The Amazon bestseller has not been received enthusiastically by Morgan Stanley where the suggestion that the improvement is down to its willingness to serve a cohort of controversial clients that Goldman has deliberately avoided has not gone down well.
Morgan Stanley has made great strides in closing the gap on Goldman in its equities division. It was ahead at times last year and ended the year with revenues of $6.5bn compared with $7bn at Goldman. Five years earlier Goldman was making $6bn more than Morgan Stanley.
The improvement in equities has provided a confidence boost at Morgan Stanley over the past few years during times when the company looked to be struggling to recover from the crisis and trailing Goldman badly in other areas, especially fixed income trading.

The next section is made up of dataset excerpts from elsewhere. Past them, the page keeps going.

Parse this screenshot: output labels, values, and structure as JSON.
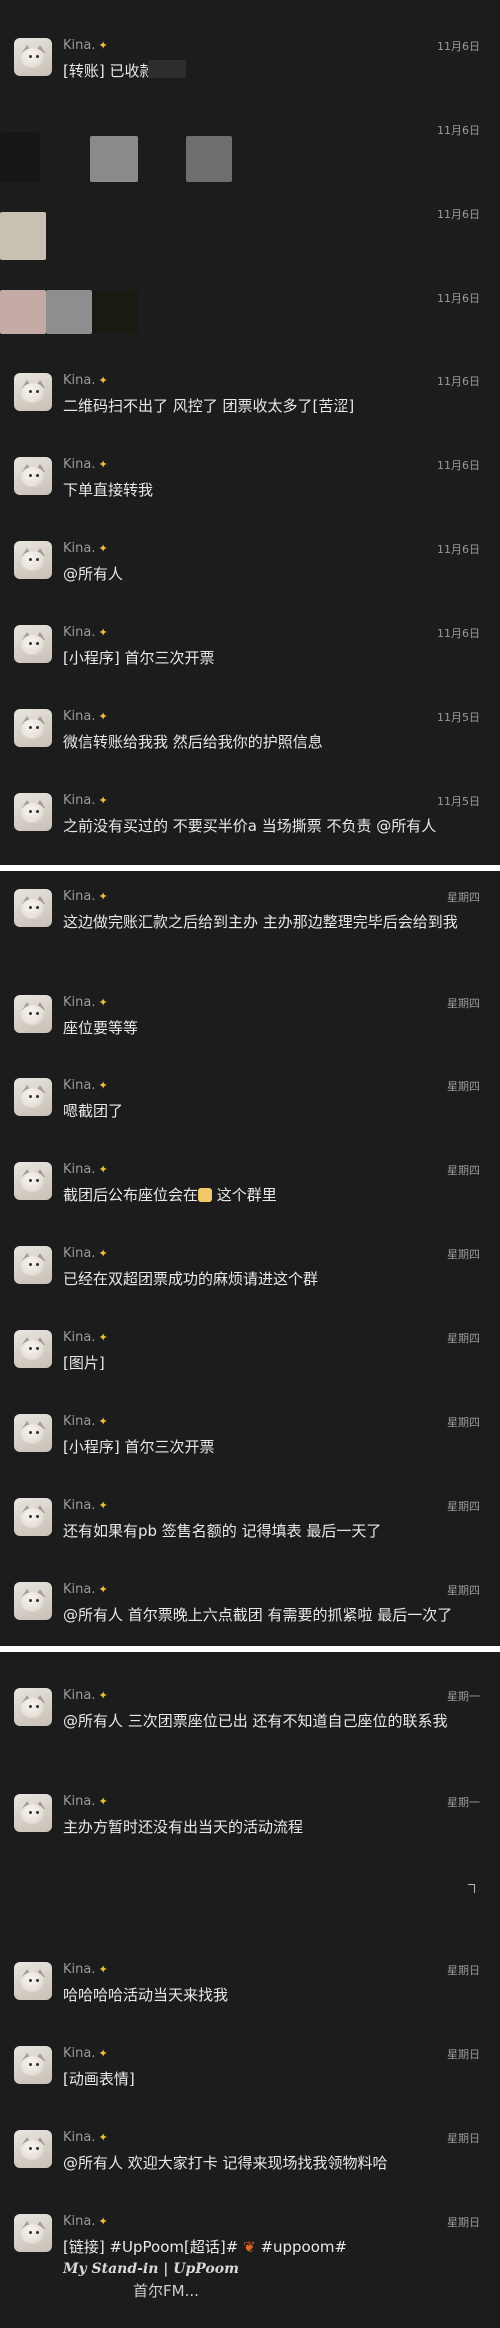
{
  "sender": "Kina.",
  "badge_icon": "sparkle-icon",
  "panel1": {
    "messages": [
      {
        "time": "11月6日",
        "text": "[转账] 已收款"
      },
      {
        "time": "11月6日",
        "text": ""
      },
      {
        "time": "11月6日",
        "text": ""
      },
      {
        "time": "11月6日",
        "text": ""
      },
      {
        "time": "11月6日",
        "text": "二维码扫不出了 风控了 团票收太多了[苦涩]"
      },
      {
        "time": "11月6日",
        "text": "下单直接转我"
      },
      {
        "time": "11月6日",
        "text": "@所有人"
      },
      {
        "time": "11月6日",
        "text": "[小程序] 首尔三次开票"
      },
      {
        "time": "11月5日",
        "text": "微信转账给我我 然后给我你的护照信息"
      },
      {
        "time": "11月5日",
        "text": "之前没有买过的 不要买半价a 当场撕票 不负责 @所有人"
      }
    ]
  },
  "panel2": {
    "messages": [
      {
        "time": "星期四",
        "text": "这边做完账汇款之后给到主办 主办那边整理完毕后会给到我"
      },
      {
        "time": "星期四",
        "text": "座位要等等"
      },
      {
        "time": "星期四",
        "text": "嗯截团了"
      },
      {
        "time": "星期四",
        "text_before": "截团后公布座位会在",
        "text_after": "这个群里"
      },
      {
        "time": "星期四",
        "text": "已经在双超团票成功的麻烦请进这个群"
      },
      {
        "time": "星期四",
        "text": "[图片]"
      },
      {
        "time": "星期四",
        "text": "[小程序] 首尔三次开票"
      },
      {
        "time": "星期四",
        "text": "还有如果有pb 签售名额的 记得填表 最后一天了"
      },
      {
        "time": "星期四",
        "text": "@所有人 首尔票晚上六点截团 有需要的抓紧啦 最后一次了"
      }
    ]
  },
  "panel3": {
    "messages": [
      {
        "time": "星期一",
        "text": "@所有人 三次团票座位已出 还有不知道自己座位的联系我"
      },
      {
        "time": "星期一",
        "text": "主办方暂时还没有出当天的活动流程"
      },
      {
        "time": "星期日",
        "text": "哈哈哈哈活动当天来找我"
      },
      {
        "time": "星期日",
        "text": "[动画表情]"
      },
      {
        "time": "星期日",
        "text": "@所有人 欢迎大家打卡 记得来现场找我领物料哈"
      },
      {
        "time": "星期日",
        "link_before": "[链接] #UpPoom[超话]#",
        "link_after": "#uppoom#",
        "link_line2": "My Stand-in | UpPoom",
        "link_line3": "首尔FM..."
      }
    ]
  },
  "colors": {
    "background": "#1c1c1c",
    "text": "#e8e8e8",
    "meta": "#9a9a9a",
    "separator": "#ffffff"
  }
}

Part of the improvement at Morgan Stanley has, indeed, nothing to do with its electronic trading capabilities, such as rebuilding its prime brokerage serving hedge funds.
But other advantages have come through heavy investment in technology to allow “low latency” or high speed trading. Though it does not market itself specifically as a service for high-frequency traders, Morgan Stanley executives have time after time – according to clients – vaunted their infrastructure to funds “for whom speed is of the utmost necessity”.
“At some point in time the chickens are going to come home to roost on the HFT game,” said one Goldman insider. “It’s a smart move for anyone to become more diversified in their approach to the market.”